Welcher Eindruck bleibt?
Ganz sicher der des großen Panoramadachs, das auf eine mechanische Jalousie verzichtet. Es lässt sich einfach per Knopfdruck verdunkeln, indem Flüssigkristalle entsprechend mit Strom angeregt werden. Coole Sache. Wer zur Ausstattungslinie "Esprit Alpine" greift, bekommt als weiteres verrücktes Detail ein beleuchtetes Alpine-Logo im Bereich der Rückenlehnen. Wie fancy. Ach ja, der Rafale bietet neben Spielkram auch echten Nutzwert. Das Kofferraumvolumen von 1910 Litern ist eine gewaltige Ansage für das Segment.

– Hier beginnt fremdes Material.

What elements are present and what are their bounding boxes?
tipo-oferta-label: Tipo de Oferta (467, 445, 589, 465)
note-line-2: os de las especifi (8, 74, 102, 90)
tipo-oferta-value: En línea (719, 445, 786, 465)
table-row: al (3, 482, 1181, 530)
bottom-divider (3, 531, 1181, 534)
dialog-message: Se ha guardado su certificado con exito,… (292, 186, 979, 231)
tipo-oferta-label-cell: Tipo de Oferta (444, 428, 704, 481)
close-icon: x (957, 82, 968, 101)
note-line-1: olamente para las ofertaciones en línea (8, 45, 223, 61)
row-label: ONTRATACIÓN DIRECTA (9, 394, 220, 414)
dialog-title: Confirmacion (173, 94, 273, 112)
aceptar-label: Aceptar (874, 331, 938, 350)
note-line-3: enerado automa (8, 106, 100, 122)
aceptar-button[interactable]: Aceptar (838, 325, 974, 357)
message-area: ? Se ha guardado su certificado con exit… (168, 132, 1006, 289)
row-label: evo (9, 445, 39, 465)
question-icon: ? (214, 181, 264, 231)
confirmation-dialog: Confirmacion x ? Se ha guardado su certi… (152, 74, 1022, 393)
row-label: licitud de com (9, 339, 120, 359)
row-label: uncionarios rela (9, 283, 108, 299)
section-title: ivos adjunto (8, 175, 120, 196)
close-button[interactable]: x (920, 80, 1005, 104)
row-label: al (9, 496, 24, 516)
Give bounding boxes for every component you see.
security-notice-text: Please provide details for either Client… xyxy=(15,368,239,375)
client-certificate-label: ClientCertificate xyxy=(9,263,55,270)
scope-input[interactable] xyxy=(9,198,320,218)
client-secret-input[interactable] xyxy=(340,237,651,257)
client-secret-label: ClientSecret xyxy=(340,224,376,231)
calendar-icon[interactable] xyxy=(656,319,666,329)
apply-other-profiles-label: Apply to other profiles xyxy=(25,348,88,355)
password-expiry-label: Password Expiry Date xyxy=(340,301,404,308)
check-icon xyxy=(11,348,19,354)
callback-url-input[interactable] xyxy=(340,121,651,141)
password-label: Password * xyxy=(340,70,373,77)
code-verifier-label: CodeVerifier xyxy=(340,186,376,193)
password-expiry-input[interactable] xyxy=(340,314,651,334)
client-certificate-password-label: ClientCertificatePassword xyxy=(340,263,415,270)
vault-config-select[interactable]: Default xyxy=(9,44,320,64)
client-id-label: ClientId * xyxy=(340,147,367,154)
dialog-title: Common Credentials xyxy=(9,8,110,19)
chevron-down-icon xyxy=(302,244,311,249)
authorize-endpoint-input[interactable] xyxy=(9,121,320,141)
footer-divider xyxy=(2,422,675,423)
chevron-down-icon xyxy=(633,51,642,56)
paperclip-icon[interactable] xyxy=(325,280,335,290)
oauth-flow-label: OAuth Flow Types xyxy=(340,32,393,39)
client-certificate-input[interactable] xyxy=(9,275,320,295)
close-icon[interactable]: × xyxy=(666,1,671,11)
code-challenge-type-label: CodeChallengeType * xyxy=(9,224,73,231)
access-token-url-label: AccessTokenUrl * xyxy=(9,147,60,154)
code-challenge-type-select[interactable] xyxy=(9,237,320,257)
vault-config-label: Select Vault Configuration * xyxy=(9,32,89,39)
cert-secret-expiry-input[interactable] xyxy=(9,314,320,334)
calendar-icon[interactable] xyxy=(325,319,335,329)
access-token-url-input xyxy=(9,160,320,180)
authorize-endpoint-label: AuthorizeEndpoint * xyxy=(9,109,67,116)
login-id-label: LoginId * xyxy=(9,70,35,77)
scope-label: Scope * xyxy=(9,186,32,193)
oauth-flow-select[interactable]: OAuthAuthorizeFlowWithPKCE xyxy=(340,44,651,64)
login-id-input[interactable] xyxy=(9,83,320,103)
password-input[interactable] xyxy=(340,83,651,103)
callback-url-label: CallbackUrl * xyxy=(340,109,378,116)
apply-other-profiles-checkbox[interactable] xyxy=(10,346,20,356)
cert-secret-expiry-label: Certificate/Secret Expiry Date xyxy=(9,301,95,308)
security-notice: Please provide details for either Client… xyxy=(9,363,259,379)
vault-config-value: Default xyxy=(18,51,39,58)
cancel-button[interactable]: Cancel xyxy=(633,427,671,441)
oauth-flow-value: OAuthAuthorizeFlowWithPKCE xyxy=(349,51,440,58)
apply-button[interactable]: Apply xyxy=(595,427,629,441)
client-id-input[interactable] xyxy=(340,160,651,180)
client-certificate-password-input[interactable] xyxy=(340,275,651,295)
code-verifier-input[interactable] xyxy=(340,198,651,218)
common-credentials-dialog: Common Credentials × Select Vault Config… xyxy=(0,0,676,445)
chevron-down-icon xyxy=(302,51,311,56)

Ob die Kombination aus all diesen beschriebenen Eigenschaften Renault wieder zu einem angesehenen Player in der Mittelklasse macht, bleibt abzuwarten. Mit 43.800 Euro Basispreis geht der Hersteller jedenfalls auch preiskompetitiv ziemlich sportlich vor, zumal die Serienausstattung solide ausfällt. Renaults erfolgreiche Zeiten in diesem Segment liegen lange zurück. Im Jahr 2003, also vor über 20 Jahren, rollten mehr als 23.000 Laguna von den Händlerhöfen. Vom späteren Talisman waren es nur noch etwas mehr als Tausend Exemplare jährlich. Und auch der jüngst neu aufgelegte Espace ist kein richtiger Topseller. Mal sehen, wohin die Reise mit dem Rafale geht. Ein bisschen Kundenzustimmung hätte er durchaus verdient.